Posting some context from @yiminc:

Note that if the last database connection in the pool closes, the in-memory database is deleted. Make sure the max idle connection limit is > 0, and the connection lifetime is infinite.

bergundy avatar Feb 27 '23 19:02 bergundy

I have a similar issue:

error while fetching cluster metadata: operation GetClusterMetadata encountered table cluster_metadata_info does not exist

ThePlenkov avatar Mar 21 '23 11:03 ThePlenkov

Linking for visibility: https://github.com/temporalio/cli/issues/124

mindaugasrukas avatar Jul 13 '23 04:07 mindaugasrukas

I've been observing multiple flakes of this error message in TS SDK's integration tests recently. To be exact, 11 times in the last 3 weeks, vs none before that (as far as I can see in GHA logs).

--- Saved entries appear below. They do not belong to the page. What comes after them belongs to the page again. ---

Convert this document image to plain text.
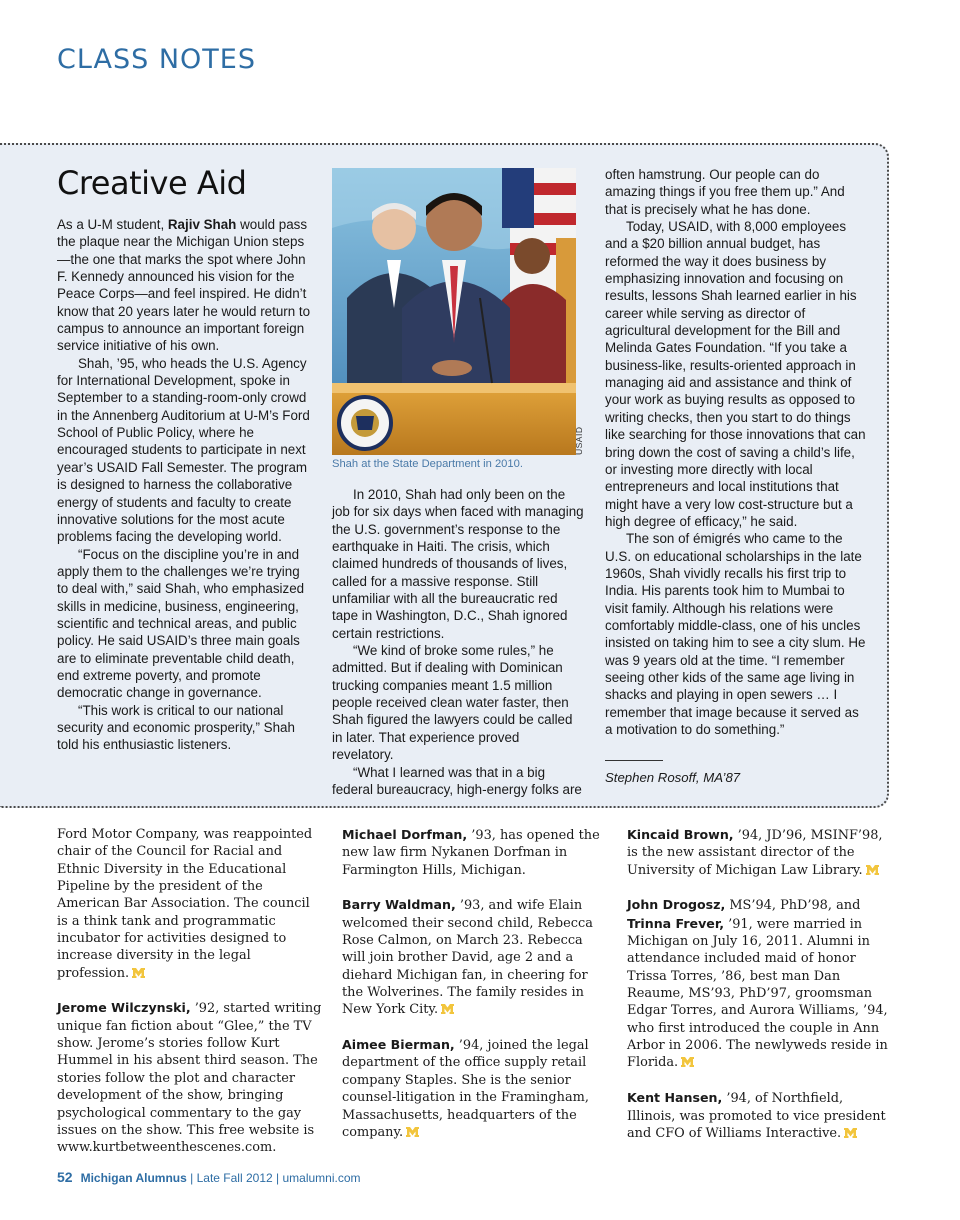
CLASS NOTES
Creative Aid

As a U-M student, Rajiv Shah would pass the plaque near the Michigan Union steps—the one that marks the spot where John F. Kennedy announced his vision for the Peace Corps—and feel inspired. He didn’t know that 20 years later he would return to campus to announce an important foreign service initiative of his own.

Shah, ’95, who heads the U.S. Agency for International Development, spoke in September to a standing-room-only crowd in the Annenberg Auditorium at U-M’s Ford School of Public Policy, where he encouraged students to participate in next year’s USAID Fall Semester. The program is designed to harness the collaborative energy of students and faculty to create innovative solutions for the most acute problems facing the developing world.

“Focus on the discipline you’re in and apply them to the challenges we’re trying to deal with,” said Shah, who emphasized skills in medicine, business, engineering, scientific and technical areas, and public policy. He said USAID’s three main goals are to eliminate preventable child death, end extreme poverty, and promote democratic change in governance.

“This work is critical to our national security and economic prosperity,” Shah told his enthusiastic listeners.

USAID
Shah at the State Department in 2010.

In 2010, Shah had only been on the job for six days when faced with managing the U.S. government’s response to the earthquake in Haiti. The crisis, which claimed hundreds of thousands of lives, called for a massive response. Still unfamiliar with all the bureaucratic red tape in Washington, D.C., Shah ignored certain restrictions.

“We kind of broke some rules,” he admitted. But if dealing with Dominican trucking companies meant 1.5 million people received clean water faster, then Shah figured the lawyers could be called in later. That experience proved revelatory.

“What I learned was that in a big federal bureaucracy, high-energy folks are

often hamstrung. Our people can do amazing things if you free them up.” And that is precisely what he has done.

Today, USAID, with 8,000 employees and a $20 billion annual budget, has reformed the way it does business by emphasizing innovation and focusing on results, lessons Shah learned earlier in his career while serving as director of agricultural development for the Bill and Melinda Gates Foundation. “If you take a business-like, results-oriented approach in managing aid and assistance and think of your work as buying results as opposed to writing checks, then you start to do things like searching for those innovations that can bring down the cost of saving a child’s life, or investing more directly with local entrepreneurs and local institutions that might have a very low cost-structure but a high degree of efficacy,” he said.

The son of émigrés who came to the U.S. on educational scholarships in the late 1960s, Shah vividly recalls his first trip to India. His parents took him to Mumbai to visit family. Although his relations were comfortably middle-class, one of his uncles insisted on taking him to see a city slum. He was 9 years old at the time. “I remember seeing other kids of the same age living in shacks and playing in open sewers … I remember that image because it served as a motivation to do something.”

Stephen Rosoff, MA’87

Ford Motor Company, was reappointed chair of the Council for Racial and Ethnic Diversity in the Educational Pipeline by the president of the American Bar Association. The council is a think tank and programmatic incubator for activities designed to increase diversity in the legal profession.

Jerome Wilczynski, ’92, started writing unique fan fiction about “Glee,” the TV show. Jerome’s stories follow Kurt Hummel in his absent third season. The stories follow the plot and character development of the show, bringing psychological commentary to the gay issues on the show. This free website is www.kurtbetweenthescenes.com.

Michael Dorfman, ’93, has opened the new law firm Nykanen Dorfman in Farmington Hills, Michigan.

Barry Waldman, ’93, and wife Elain welcomed their second child, Rebecca Rose Calmon, on March 23. Rebecca will join brother David, age 2 and a diehard Michigan fan, in cheering for the Wolverines. The family resides in New York City.

Aimee Bierman, ’94, joined the legal department of the office supply retail company Staples. She is the senior counsel-litigation in the Framingham, Massachusetts, headquarters of the company.

Kincaid Brown, ’94, JD’96, MSINF’98, is the new assistant director of the University of Michigan Law Library.

John Drogosz, MS’94, PhD’98, and Trinna Frever, ’91, were married in Michigan on July 16, 2011. Alumni in attendance included maid of honor Trissa Torres, ’86, best man Dan Reaume, MS’93, PhD’97, groomsman Edgar Torres, and Aurora Williams, ’94, who first introduced the couple in Ann Arbor in 2006. The newlyweds reside in Florida.

Kent Hansen, ’94, of Northfield, Illinois, was promoted to vice president and CFO of Williams Interactive.

52 Michigan Alumnus | Late Fall 2012 | umalumni.com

In the context of those CI jobs, it only happens with the CLI Dev Server started at the GHA job level (i.e. not with Dev Server instances started using the SDK's built-in TestWorkflowEnvironment), using CLI 0.12.0 and 0.13.2. Interestingly, 9 times out of 11, the "error" started at almost the same place during the tests, in "Worker Lifecycle" tests.

I have modified the CI workflow to retain the server's logs on failure. Hopefully, I may be able to provide more data on this soon.

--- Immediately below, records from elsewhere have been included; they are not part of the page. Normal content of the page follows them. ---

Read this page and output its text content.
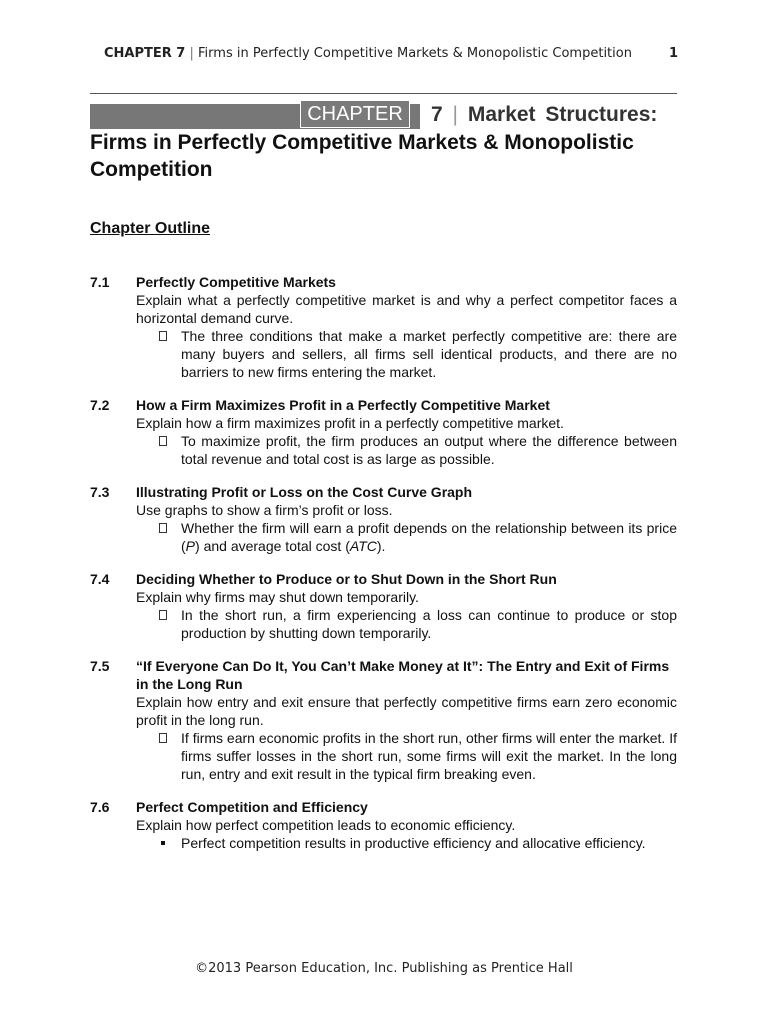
CHAPTER 7 | Firms in Perfectly Competitive Markets & Monopolistic Competition	1
CHAPTER	7 | Market Structures:
Firms in Perfectly Competitive Markets & Monopolistic Competition
Chapter Outline
7.1 Perfectly Competitive Markets
Explain what a perfectly competitive market is and why a perfect competitor faces a horizontal demand curve.
The three conditions that make a market perfectly competitive are: there are many buyers and sellers, all firms sell identical products, and there are no barriers to new firms entering the market.
7.2 How a Firm Maximizes Profit in a Perfectly Competitive Market
Explain how a firm maximizes profit in a perfectly competitive market.
To maximize profit, the firm produces an output where the difference between total revenue and total cost is as large as possible.
7.3 Illustrating Profit or Loss on the Cost Curve Graph
Use graphs to show a firm’s profit or loss.
Whether the firm will earn a profit depends on the relationship between its price (P) and average total cost (ATC).
7.4 Deciding Whether to Produce or to Shut Down in the Short Run
Explain why firms may shut down temporarily.
In the short run, a firm experiencing a loss can continue to produce or stop production by shutting down temporarily.
7.5 “If Everyone Can Do It, You Can’t Make Money at It”: The Entry and Exit of Firms in the Long Run
Explain how entry and exit ensure that perfectly competitive firms earn zero economic profit in the long run.
If firms earn economic profits in the short run, other firms will enter the market. If firms suffer losses in the short run, some firms will exit the market. In the long run, entry and exit result in the typical firm breaking even.
7.6 Perfect Competition and Efficiency
Explain how perfect competition leads to economic efficiency.
Perfect competition results in productive efficiency and allocative efficiency.
©2013 Pearson Education, Inc. Publishing as Prentice Hall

mjameswh avatar Jul 12 '24 00:07 mjameswh

We have pushed a fix to the SQLite driver: https://gitlab.com/cznic/sqlite/-/merge_requests/74. The next temporal release(v1.26) will have this fix: https://github.com/temporalio/temporal/pull/6836

prathyushpv avatar Dec 05 '24 18:12 prathyushpv

@prathyushpv We are still experiencing this regularly on 1.27. We deploy small testing environments that run temporal containers in docker-compose in developer mode (so using local sqlite databases). In these environments we regularly get spammed with log messages saying Operation failed with internal error." error="ListNamespaces operation failed. Failed to get namespace rows. Error: SQL logic error: no such table: namespaces (1)

eldondevat avatar Jun 16 '25 14:06 eldondevat